Tuesday, April 5, 2016
Jackie's Easy Slow Cooker Red Chili
Chili seems like such a simple recipe, and it truly is. However I have learned, by way of enjoying many Chili Cook-offs, that nearly no two are alike! Everyone has adopted their own methods and ingredients, whether working entirely from scratch, or taking advantage of commercial products to keep things easy.
As a busy mom, I generally gravitate to my White Chicken Chili, but every now and then I crave a big pot of old fashioned red chili.
After tasting a lot of different chili recipes, I've definitely learned what I really don't care for in chili. I don't want corn or onion for starters, which seem to be common in chili recipes. And it has to have some cheese and preferably sour cream for topping. You can eat it with crackers or cornbread, sure - but I'll take a good flour tortilla to scoop up every last bite.
Chili was something we had often in my childhood. I think it was a simple 'end of pay period' type of meal. I learned a few tricks of the trade from my mom who raised four of us while working full time, that I feel sets it a bit apart.
This isn't 'from scratch ' - this is the sort of dump and cook recipe that has minimal prep time, and will provide a hearty meal for several people using mostly items you likely have in your pantry already. I mean, it's basically a bunch of canned goods with the addition of a pound of ground beef.
To be honest, it probably wouldn't hurt to exclude the meat entirely if need be, making this entirely a pantry meal.
1 can Pinto Beans
1 can dark red Kidney Beans
1 can light red kidney beans
1 can seasoned Chili Beans
1 can diced tomatoes (Rotel gives it some nice heat)
1 can Hormel chili (No Beans)
1 package chili seasoning
1 lb ground beef
I am aware that you CAN put raw meat in the crock pot, but the idea always makes me a bit squeemish, so I prefer to precook. So on that note--
1, Brown ground beef in a pan and add to crock pot.
2, Open all cans and add to crock pot. DO NOT DRAIN ANY,
3. Mix together, then add seasoning packet. No need to add liquid as the cans have provided plenty.
4. Put on low and let simmer for 3+ hours. Everything is already cooked - you're just letting the flavors have plenty of time to meld.
That's literally it. It is ready to eat. However, here are a few tips:
As you can tell my picture and ingredients don't match up entirely. I didn't have any light kidney so instead of making less, I chose to add a can on Cannelini (white kidney beans) instead. It really made no noticeable difference aside from visually. Use whatever beans you have on hand - black beans work well here, too. Using a variety of beans keeps it interesting.
I usually use a HOT chili seasoning packet but again was out, so it wasn't as hot as I normally make it. This is where personal bowling comes into play.
If it isn't hot enough, add Chipotle powder, hot sauce, cayenne or red pepper flakes to spice it to your liking.
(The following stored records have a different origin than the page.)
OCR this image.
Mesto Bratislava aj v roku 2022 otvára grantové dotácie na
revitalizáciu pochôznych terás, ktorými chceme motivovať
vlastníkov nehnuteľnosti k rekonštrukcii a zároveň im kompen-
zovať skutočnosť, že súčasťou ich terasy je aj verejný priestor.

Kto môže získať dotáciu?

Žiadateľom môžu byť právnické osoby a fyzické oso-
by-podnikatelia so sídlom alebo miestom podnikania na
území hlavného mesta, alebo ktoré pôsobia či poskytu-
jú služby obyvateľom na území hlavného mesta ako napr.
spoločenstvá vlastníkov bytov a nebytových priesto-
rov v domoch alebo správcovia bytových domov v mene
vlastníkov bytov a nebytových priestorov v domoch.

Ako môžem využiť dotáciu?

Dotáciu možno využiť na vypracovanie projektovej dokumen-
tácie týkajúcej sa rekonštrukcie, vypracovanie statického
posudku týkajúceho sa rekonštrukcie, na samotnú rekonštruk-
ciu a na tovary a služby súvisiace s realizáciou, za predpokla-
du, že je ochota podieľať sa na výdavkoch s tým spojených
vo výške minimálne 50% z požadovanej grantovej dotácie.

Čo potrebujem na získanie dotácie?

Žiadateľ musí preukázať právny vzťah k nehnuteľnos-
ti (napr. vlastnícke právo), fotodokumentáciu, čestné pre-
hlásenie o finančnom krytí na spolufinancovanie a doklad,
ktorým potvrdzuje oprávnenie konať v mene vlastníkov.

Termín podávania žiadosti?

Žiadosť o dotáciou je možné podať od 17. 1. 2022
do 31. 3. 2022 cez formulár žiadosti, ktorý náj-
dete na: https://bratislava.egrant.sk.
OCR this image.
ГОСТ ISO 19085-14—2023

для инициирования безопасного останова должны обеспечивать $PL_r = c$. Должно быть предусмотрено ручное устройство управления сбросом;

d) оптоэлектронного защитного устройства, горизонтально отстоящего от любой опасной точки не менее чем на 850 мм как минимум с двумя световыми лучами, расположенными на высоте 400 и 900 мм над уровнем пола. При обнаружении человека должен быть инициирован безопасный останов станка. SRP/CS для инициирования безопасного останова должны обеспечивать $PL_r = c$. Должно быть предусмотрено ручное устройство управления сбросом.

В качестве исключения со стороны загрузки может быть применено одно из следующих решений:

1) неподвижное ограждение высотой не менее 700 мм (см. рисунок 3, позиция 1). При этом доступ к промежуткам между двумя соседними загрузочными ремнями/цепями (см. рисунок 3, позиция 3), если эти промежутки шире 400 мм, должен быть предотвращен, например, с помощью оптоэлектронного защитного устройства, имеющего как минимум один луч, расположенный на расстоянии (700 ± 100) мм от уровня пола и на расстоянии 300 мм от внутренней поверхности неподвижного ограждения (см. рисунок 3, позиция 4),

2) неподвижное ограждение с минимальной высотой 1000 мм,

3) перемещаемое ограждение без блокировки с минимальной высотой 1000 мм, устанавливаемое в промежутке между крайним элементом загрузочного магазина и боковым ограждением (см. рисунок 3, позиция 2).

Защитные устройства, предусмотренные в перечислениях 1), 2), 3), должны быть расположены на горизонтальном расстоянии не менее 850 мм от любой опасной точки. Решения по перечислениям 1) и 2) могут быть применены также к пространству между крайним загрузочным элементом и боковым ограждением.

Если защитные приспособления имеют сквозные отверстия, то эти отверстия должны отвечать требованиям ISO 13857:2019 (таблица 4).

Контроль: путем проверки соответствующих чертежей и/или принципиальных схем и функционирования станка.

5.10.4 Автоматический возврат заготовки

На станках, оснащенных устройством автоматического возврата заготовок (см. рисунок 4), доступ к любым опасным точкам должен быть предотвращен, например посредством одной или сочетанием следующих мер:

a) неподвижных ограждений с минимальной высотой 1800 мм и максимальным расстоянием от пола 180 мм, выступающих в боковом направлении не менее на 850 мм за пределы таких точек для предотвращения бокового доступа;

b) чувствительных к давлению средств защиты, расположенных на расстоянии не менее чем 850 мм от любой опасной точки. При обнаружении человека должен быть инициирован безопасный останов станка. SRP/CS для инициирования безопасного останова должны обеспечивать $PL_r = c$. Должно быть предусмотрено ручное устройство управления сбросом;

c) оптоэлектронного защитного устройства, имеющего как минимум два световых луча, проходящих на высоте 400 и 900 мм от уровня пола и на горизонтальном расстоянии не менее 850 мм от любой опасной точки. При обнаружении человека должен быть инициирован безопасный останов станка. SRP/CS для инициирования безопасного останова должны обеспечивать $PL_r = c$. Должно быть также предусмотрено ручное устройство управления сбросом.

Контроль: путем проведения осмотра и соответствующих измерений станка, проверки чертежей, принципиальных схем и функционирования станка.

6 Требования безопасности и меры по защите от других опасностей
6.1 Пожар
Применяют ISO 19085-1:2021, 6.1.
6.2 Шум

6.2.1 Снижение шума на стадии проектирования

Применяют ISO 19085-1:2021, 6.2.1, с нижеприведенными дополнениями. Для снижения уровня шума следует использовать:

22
Hot sauce and pepper flakes can be added to individual bowls, so that everyone can enjoy their chili to their own taste.
To me, it just isn't right without shredded cheddar cheese and a dollop of sour cream!
As I mentioned, I prefer to dip a tortilla into mine, but my husband likes to crunch up a million crackers into it until it is sludge.. I suppose there is no wrong way....except his. ;)
Total side note review – this was my very first time trying crock pot liners. I can never go back. Talk about the simple life!